Projet de loi Relance et décentralisation du logement

Direction de la Séance

N°338

3 juillet 2026

(1ère lecture)

(PROCÉDURE ACCÉLÉRÉE)

(n° 835 , 834 , 819)


AMENDEMENT

C
G  

présenté par

M. JADOT, Mme GUHL, MM. SALMON, BENARROCHE et DANTEC, Mme de MARCO, MM. DOSSUS, FERNIQUE, GONTARD et MELLOULI et Mmes OLLIVIER, PONCET MONGE, SENÉE, SOUYRIS et Mélanie VOGEL


ARTICLE 1ER

Consulter le texte de l'article ^

Alinéa 16

Remplacer le montant :

5 milliards d’euros

par le montant :

10 milliards d’euros

Objet

Depuis sa création en 2004, l’établissement public a permis la transformation globale de 687 quartiers. Le Gouvernement engage ce troisième programme pour la période 2026-2040 doté de 5 milliards d’euros à la requalification de 150 quartiers a minima dont 20 % dans les villes moyennes et un volet spécifique pour l’outre-mer. Les besoins financiers estimés par l’ANRU sont au moins trois fois supérieurs.

Si le groupe Écologiste, Solidarité et Territoires salue le lancement d’un troisième programme national de renouvellement urbain, qui est une priorité absolue, ainsi que son élargissement aux quartiers anciens dégradés, il déplore un niveau de financement inférieur aux besoins constatés dans les territoires.

Le précédent programme, le NPNRU, avait lui aussi été annoncé avec 5 milliards d’euros avant que ses moyens ne soient finalement portés à 12 milliards d’euros. Il concerne aujourd’hui 447 quartiers prioritaires, avec des opérations lourdes, longues et coûteuses. Le nouveau programme vise, pour sa part, au moins 150 quartiers, sans exclure une extension de ce périmètre ni des interventions au-delà des seuls QPV.

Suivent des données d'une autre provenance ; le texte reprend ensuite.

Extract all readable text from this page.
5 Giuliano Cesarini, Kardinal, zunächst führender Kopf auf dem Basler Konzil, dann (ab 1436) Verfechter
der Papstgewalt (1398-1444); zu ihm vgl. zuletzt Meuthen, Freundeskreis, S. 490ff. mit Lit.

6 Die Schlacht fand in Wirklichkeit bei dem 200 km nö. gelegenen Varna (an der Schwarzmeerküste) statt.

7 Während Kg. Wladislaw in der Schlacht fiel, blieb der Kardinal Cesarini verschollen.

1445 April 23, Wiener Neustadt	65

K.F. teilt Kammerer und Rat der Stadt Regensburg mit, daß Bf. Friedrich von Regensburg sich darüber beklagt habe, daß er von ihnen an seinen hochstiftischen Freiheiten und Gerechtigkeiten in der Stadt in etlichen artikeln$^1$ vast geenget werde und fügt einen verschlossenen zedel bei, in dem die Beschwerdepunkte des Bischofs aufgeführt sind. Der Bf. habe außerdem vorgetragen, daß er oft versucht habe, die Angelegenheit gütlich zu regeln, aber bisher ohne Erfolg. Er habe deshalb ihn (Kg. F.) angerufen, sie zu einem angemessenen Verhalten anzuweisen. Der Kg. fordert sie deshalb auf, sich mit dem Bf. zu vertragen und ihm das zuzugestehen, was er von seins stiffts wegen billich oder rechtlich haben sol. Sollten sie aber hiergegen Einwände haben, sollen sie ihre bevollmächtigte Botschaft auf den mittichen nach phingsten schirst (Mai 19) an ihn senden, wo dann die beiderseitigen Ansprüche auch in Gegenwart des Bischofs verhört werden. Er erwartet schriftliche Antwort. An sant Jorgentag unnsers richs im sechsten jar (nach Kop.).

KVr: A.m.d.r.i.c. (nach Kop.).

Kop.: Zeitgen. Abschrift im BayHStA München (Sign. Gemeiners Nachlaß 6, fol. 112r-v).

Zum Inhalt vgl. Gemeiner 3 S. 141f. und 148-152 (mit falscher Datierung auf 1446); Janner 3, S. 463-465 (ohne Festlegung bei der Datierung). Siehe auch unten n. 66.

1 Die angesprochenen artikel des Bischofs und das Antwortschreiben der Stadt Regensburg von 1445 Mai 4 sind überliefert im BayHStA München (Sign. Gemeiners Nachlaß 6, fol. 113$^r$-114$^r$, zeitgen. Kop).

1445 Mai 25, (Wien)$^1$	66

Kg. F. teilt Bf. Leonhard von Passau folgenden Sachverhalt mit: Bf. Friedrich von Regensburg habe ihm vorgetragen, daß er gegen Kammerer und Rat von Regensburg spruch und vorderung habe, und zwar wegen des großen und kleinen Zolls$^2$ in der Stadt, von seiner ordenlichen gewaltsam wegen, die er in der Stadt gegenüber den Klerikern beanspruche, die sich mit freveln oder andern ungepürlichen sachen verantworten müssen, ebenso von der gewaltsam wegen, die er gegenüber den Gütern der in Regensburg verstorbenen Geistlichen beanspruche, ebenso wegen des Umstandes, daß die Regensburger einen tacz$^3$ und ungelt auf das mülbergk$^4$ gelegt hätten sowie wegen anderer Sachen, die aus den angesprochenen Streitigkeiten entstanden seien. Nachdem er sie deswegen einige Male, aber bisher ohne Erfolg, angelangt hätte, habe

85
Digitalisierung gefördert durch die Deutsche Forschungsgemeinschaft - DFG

Il doit en outre répondre à des objectifs plus nombreux, notamment en matière de transition écologique, de services publics ou encore de tranquillité publique. Or ce n’est pas au bailleur d’être le garant de la sécurité, la seule intervention sur le bâti ne pourra répondre à ces enjeux qui nécessitent un accompagnement humain, des actions de préventions et de cohésion sociale ainsi que des financements dédiés.

Dans ces conditions, maintenir une enveloppe de 5 milliards d’euros fait courir un risque évident : celui de promettre beaucoup, mais de financer trop peu. Les élus locaux, les bailleurs et les habitants ont besoin de visibilité. Ils ont surtout besoin que les engagements nationaux soient à la hauteur des besoins constatés sur le terrain.

Le présent amendement propose donc de porter l’enveloppe du troisième programme national de renouvellement urbain à 10 milliards d’euros. Il ne s’agit pas d’un affichage budgétaire, mais d’une condition de crédibilité : si l’on veut éviter un saupoudrage des crédits et permettre de véritables transformations urbaines, il faut donner dès le départ à ce programme les moyens de réussir.